For the longest time Sam remained quiet, staring down at his dirty tennis shoes, but eventually he lifted his head to meet the doctor's quizzical gaze. "What does Dean want so much? What is it that he'd sell his soul to the devil for? What is it he'd leave me behind for?"

Rising to his feet, Meyers took from the left hip pocket of his dingy, dried blood stained coat a scalpel badly in need of a cleaning. He walked over to Sam, waving the instrument of terror around like an evil fairy and her wand, and even though the scalpel was old and rusty it still caught enough light to make the moment a bit more unsettling.

"Oh, he only wants someone to love him like Jessica loved you, like your mother loved your father.

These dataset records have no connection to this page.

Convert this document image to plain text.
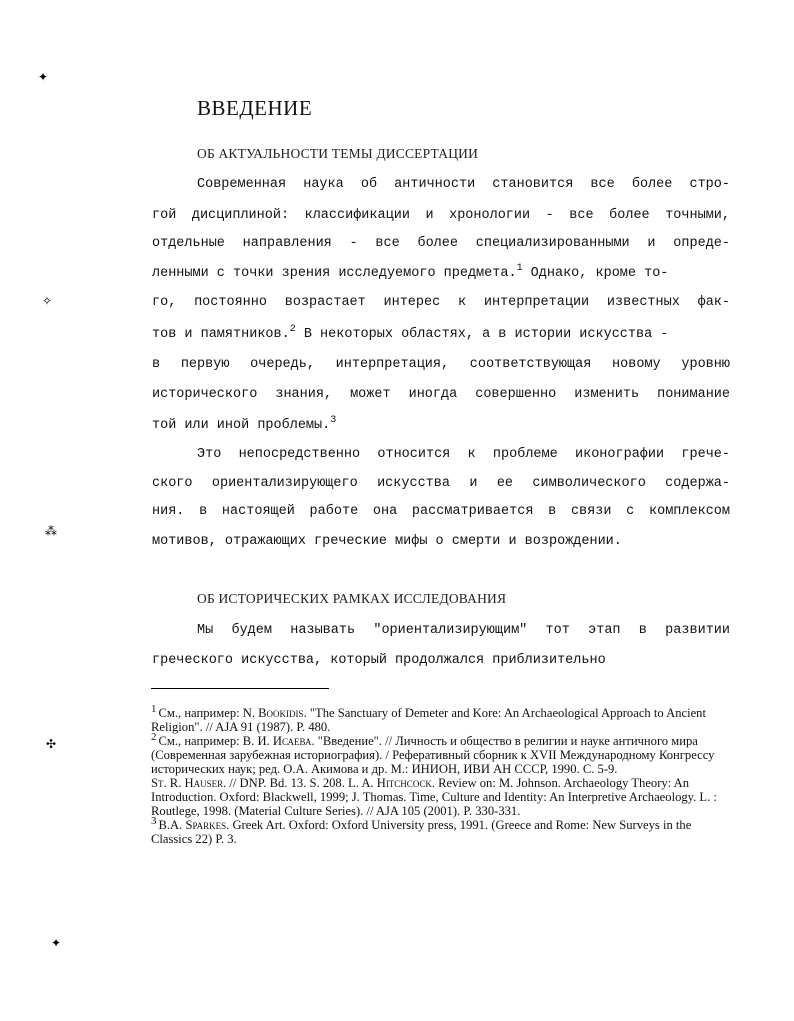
✦
✧
⁂
✣
✦
ВВЕДЕНИЕ
ОБ АКТУАЛЬНОСТИ ТЕМЫ ДИССЕРТАЦИИ
Современная наука об античности становится все более стро-
гой дисциплиной: классификации и хронологии - все более точными,
отдельные направления - все более специализированными и опреде-
ленными с точки зрения исследуемого предмета.$^1$ Однако, кроме то-
го, постоянно возрастает интерес к интерпретации известных фак-
тов и памятников.$^2$ В некоторых областях, а в истории искусства -
в первую очередь, интерпретация, соответствующая новому уровню
исторического знания, может иногда совершенно изменить понимание
той или иной проблемы.$^3$
Это непосредственно относится к проблеме иконографии грече-
ского ориентализирующего искусства и ее символического содержа-
ния. в настоящей работе она рассматривается в связи с комплексом
мотивов, отражающих греческие мифы о смерти и возрождении.
ОБ ИСТОРИЧЕСКИХ РАМКАХ ИССЛЕДОВАНИЯ
Мы будем называть "ориентализирующим" тот этап в развитии
греческого искусства, который продолжался приблизительно

$^1$ См., например: N. Bookidis. "The Sanctuary of Demeter and Kore: An Archaeological Approach to Ancient Religion". // AJA 91 (1987). P. 480.

$^2$ См., например: В. И. Исаева. "Введение". // Личность и общество в религии и науке античного мира (Современная зарубежная историография). / Реферативный сборник к XVII Международному Конгрессу исторических наук; ред. О.А. Акимова и др. М.: ИНИОН, ИВИ АН СССР, 1990. С. 5-9.

St. R. Hauser. // DNP. Bd. 13. S. 208. L. A. Hitchcock. Review on: M. Johnson. Archaeology Theory: An Introduction. Oxford: Blackwell, 1999; J. Thomas. Time, Culture and Identity: An Interpretive Archaeology. L. : Routlege, 1998. (Material Culture Series). // AJA 105 (2001). P. 330-331.

$^3$ B.A. Sparkes. Greek Art. Oxford: Oxford University press, 1991. (Greece and Rome: New Surveys in the Classics 22) P. 3.
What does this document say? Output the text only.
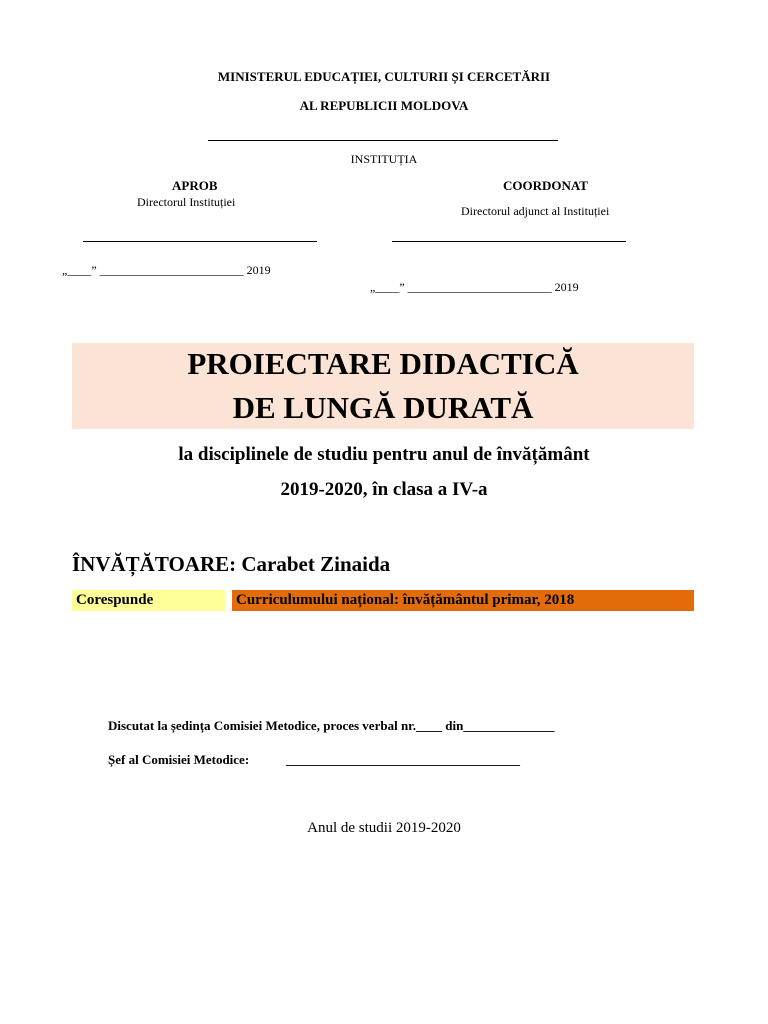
MINISTERUL EDUCAȚIEI, CULTURII ȘI CERCETĂRII
AL REPUBLICII MOLDOVA
INSTITUȚIA
APROB
Directorul Instituției
COORDONAT
Directorul adjunct al Instituției
„____” ________________________ 2019
„____” ________________________ 2019
PROIECTARE DIDACTICĂ
DE LUNGĂ DURATĂ
la disciplinele de studiu pentru anul de învățământ
2019-2020, în clasa a IV-a
ÎNVĂȚĂTOARE: Carabet Zinaida
Corespunde	Curriculumului național: învățământul primar, 2018
Discutat la ședința Comisiei Metodice, proces verbal nr.____ din______________
Șef al Comisiei Metodice:	____________________________________
Anul de studii 2019-2020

Heck, the boy would be happy settling for you to love him like most brothers love their siblings. That's what he'd let me cut him open for," Meyers explained, leering at the scalpel he waved about the air in front of Samuel Winchester's chest. "Well!" He pocketed the scalpel again, smiling his teeth rot smile that finally showed something lurking just below the surface. "Are you ready to try for that door now?"

Sam felt like gum stuck to the bottom of someone's shoe, like absolute crap. "Yes, I'm ready," he said sadly.

Meyers clapped him on the shoulder, the one not popped from its socket. " That's a good boy."